Facet joint dysfunction

  • Usually present with recurrent low back pain
  • Pain often related to physical activity
  • May be referred to the buttock
  • Often relieved by lying down
  • Lumbar spine movement is often good
  • Neurological signs may be few
  • Lumbar spine x-rays show narrowing of the disc space
  • Oblique views may show facet joint malalignment
  • Treatment includes:
    • Physiotherapy
    • Analgesia
    • Facet joint injections
    • Spinal fusion

Spinal stenosis

  • Narrowing of the spinal canal due to hypertrophy of the posterior disc margin
  • May be compounded by facet joint osteophyte formation
  • Spinal stenosis may also be associated with:
    • Achondroplasia
    • Spondylolisthesis
    • Paget's disease
  • Usually presents with either unilateral or bilateral leg pain
  • Initiated by standing or walking
  • Relieved by sitting or leaning forward - 'spinal claudication'
  • Patient prefers to walk uphill rather than downhill
  • X-rays often show degenerative spondylolisthesis
  • Diagnosis can be confirmed by MRI
  • Often treated conservatively
  • Surgery involves wide laminectomy and decompression

Spondylolisthesis

  • Spondylolisthesis means forward shift of the spine
  • Occurs at L4/L5 or L5/S1 level
  • Can only occur if facet joint locking mechanism has failed
  • Classified as:
    • Dysplastic - 20%
    • Lytic - 50%
    • Degenerative - 25%
    • Post-traumatic
    • Pathological
    • Postoperative
  • In lytic spondylolisthesis the pars interarticularis is in two pieces (spondylolysis)
  • Vertebral body and superior facet joints subluxate and dislocate forward
  • Degree of overlap is usually expressed as percentage
  • Cauda equina or nerve roots may be compressed
  • Presents with back pain and neurological symptoms
  • Patients have a characteristic stance
  • A 'step' in the lumbar spine may be palpable
  • Diagnosis can be confirmed on a plain x-ray

Spondylolisthesis

  • Most patients improve with conservative management
  • Surgery may be required if:
    • Disabling symptoms
    • Progressive displacement more than 50%
    • Significant neurological compromise
  • Anterior or posterior fusion may be required

Bibliography

Deyo R A,  Weinstein J N.  Low Back Pain. N Engl J Med 2001;  344:  363-370.
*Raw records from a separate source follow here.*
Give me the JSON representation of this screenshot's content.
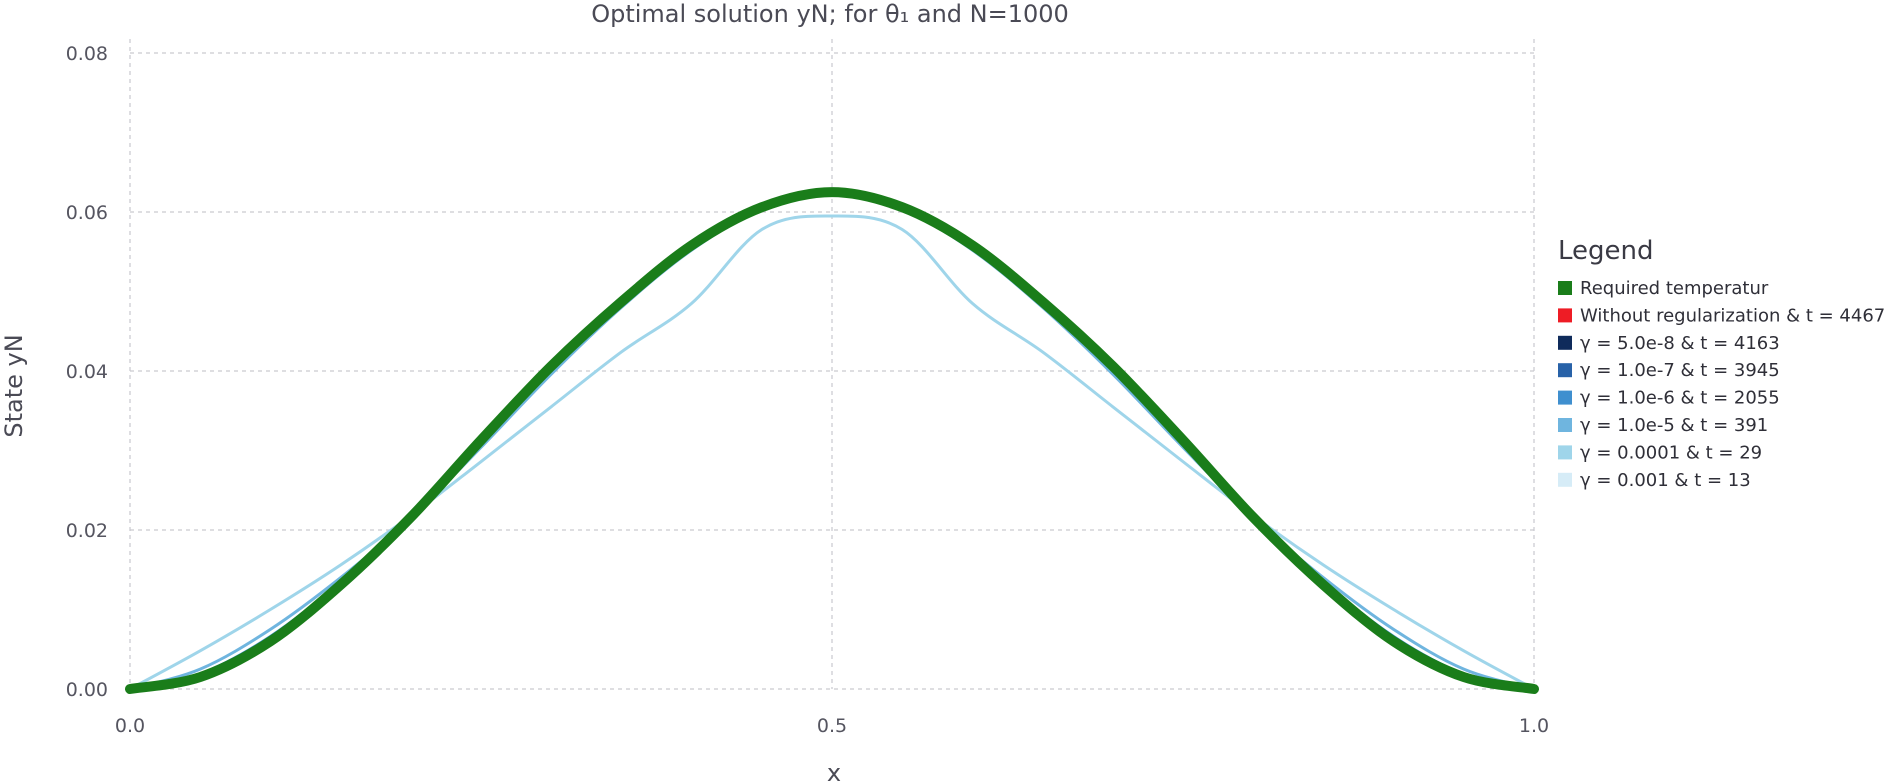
{
  "chart_data": {
    "type": "line",
    "title": "Optimal solution yN; for θ₁ and N=1000",
    "xlabel": "x",
    "ylabel": "State yN",
    "xlim": [
      0.0,
      1.0
    ],
    "ylim": [
      0.0,
      0.08
    ],
    "x_ticks": [
      "0.0",
      "0.5",
      "1.0"
    ],
    "x_tick_values": [
      0.0,
      0.5,
      1.0
    ],
    "y_ticks": [
      "0.00",
      "0.02",
      "0.04",
      "0.06",
      "0.08"
    ],
    "y_tick_values": [
      0.0,
      0.02,
      0.04,
      0.06,
      0.08
    ],
    "grid": true,
    "legend_title": "Legend",
    "legend_position": "right",
    "x": [
      0.0,
      0.05,
      0.1,
      0.15,
      0.2,
      0.25,
      0.3,
      0.35,
      0.4,
      0.45,
      0.5,
      0.55,
      0.6,
      0.65,
      0.7,
      0.75,
      0.8,
      0.85,
      0.9,
      0.95,
      1.0
    ],
    "series": [
      {
        "name": "γ = 0.001 & t = 13",
        "color": "#d6ecf7",
        "width": 2.5,
        "values": [
          0.0,
          0.0017,
          0.0062,
          0.0133,
          0.0217,
          0.0313,
          0.0406,
          0.0486,
          0.0557,
          0.0605,
          0.0625,
          0.0605,
          0.0557,
          0.0486,
          0.0406,
          0.0313,
          0.0217,
          0.0133,
          0.0062,
          0.0017,
          0.0
        ]
      },
      {
        "name": "γ = 0.0001 & t = 29",
        "color": "#9fd5ea",
        "width": 3,
        "values": [
          0.0,
          0.0048,
          0.01,
          0.0156,
          0.0218,
          0.0286,
          0.0355,
          0.0424,
          0.0485,
          0.0578,
          0.0595,
          0.0578,
          0.0485,
          0.0424,
          0.0355,
          0.0286,
          0.0218,
          0.0156,
          0.01,
          0.0048,
          0.0
        ]
      },
      {
        "name": "γ = 1.0e-5 & t = 391",
        "color": "#6fb5df",
        "width": 3,
        "values": [
          0.0,
          0.0025,
          0.0075,
          0.014,
          0.0215,
          0.0304,
          0.0396,
          0.048,
          0.0552,
          0.0603,
          0.0622,
          0.0603,
          0.0552,
          0.048,
          0.0396,
          0.0304,
          0.0215,
          0.014,
          0.0075,
          0.0025,
          0.0
        ]
      },
      {
        "name": "γ = 1.0e-6 & t = 2055",
        "color": "#3f8fcf",
        "width": 3,
        "values": [
          0.0,
          0.0019,
          0.0066,
          0.0135,
          0.0217,
          0.0311,
          0.0404,
          0.0485,
          0.0556,
          0.0605,
          0.0624,
          0.0605,
          0.0556,
          0.0485,
          0.0404,
          0.0311,
          0.0217,
          0.0135,
          0.0066,
          0.0019,
          0.0
        ]
      },
      {
        "name": "γ = 1.0e-7 & t = 3945",
        "color": "#2862a8",
        "width": 3,
        "values": [
          0.0,
          0.0017,
          0.0062,
          0.0133,
          0.0217,
          0.0313,
          0.0406,
          0.0486,
          0.0557,
          0.0605,
          0.0625,
          0.0605,
          0.0557,
          0.0486,
          0.0406,
          0.0313,
          0.0217,
          0.0133,
          0.0062,
          0.0017,
          0.0
        ]
      },
      {
        "name": "γ = 5.0e-8 & t = 4163",
        "color": "#0f2b5b",
        "width": 3,
        "values": [
          0.0,
          0.0017,
          0.0062,
          0.0133,
          0.0217,
          0.0313,
          0.0406,
          0.0486,
          0.0557,
          0.0605,
          0.0625,
          0.0605,
          0.0557,
          0.0486,
          0.0406,
          0.0313,
          0.0217,
          0.0133,
          0.0062,
          0.0017,
          0.0
        ]
      },
      {
        "name": "Without regularization & t = 4467",
        "color": "#ee1c25",
        "width": 3,
        "values": [
          0.0,
          0.0017,
          0.0062,
          0.0133,
          0.0217,
          0.0313,
          0.0406,
          0.0486,
          0.0557,
          0.0605,
          0.0625,
          0.0605,
          0.0557,
          0.0486,
          0.0406,
          0.0313,
          0.0217,
          0.0133,
          0.0062,
          0.0017,
          0.0
        ]
      },
      {
        "name": "Required temperatur",
        "color": "#1a7d1a",
        "width": 10,
        "values": [
          0.0,
          0.0015,
          0.006,
          0.0131,
          0.0216,
          0.0313,
          0.0406,
          0.0487,
          0.0558,
          0.0606,
          0.0625,
          0.0606,
          0.0558,
          0.0487,
          0.0406,
          0.0313,
          0.0216,
          0.0131,
          0.006,
          0.0015,
          0.0
        ]
      }
    ],
    "legend_order": [
      "Required temperatur",
      "Without regularization & t = 4467",
      "γ = 5.0e-8 & t = 4163",
      "γ = 1.0e-7 & t = 3945",
      "γ = 1.0e-6 & t = 2055",
      "γ = 1.0e-5 & t = 391",
      "γ = 0.0001 & t = 29",
      "γ = 0.001 & t = 13"
    ]
  }
}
Hagen H D,  Hilde G,  Jamtvedt G,  Winnem M.  Bed rest for acute low back pain.  Cochrane Database Syst Rev 2000;  2: CD001254.

Koes B W,  van Tulder M W,  Thomas S.  Diagnosis and treatment of low back pain.  BMJ 2006; 332:  1430-1434.

Nelemas P J,  de Bie R A,  de Vet H C,  Sturmans F.  Injection therapy for subacute and chronic low back pain.  Cochrane Database Syst Rev 2000;  2: CD001824.

van Tulder M W,  Scholten R J,  Koes D C V,  Deyo R A.  Non-steroidal anti-inflammatory drugs for low back pain.  Cochrane Database Syst Rev 2000;  2: CD000396.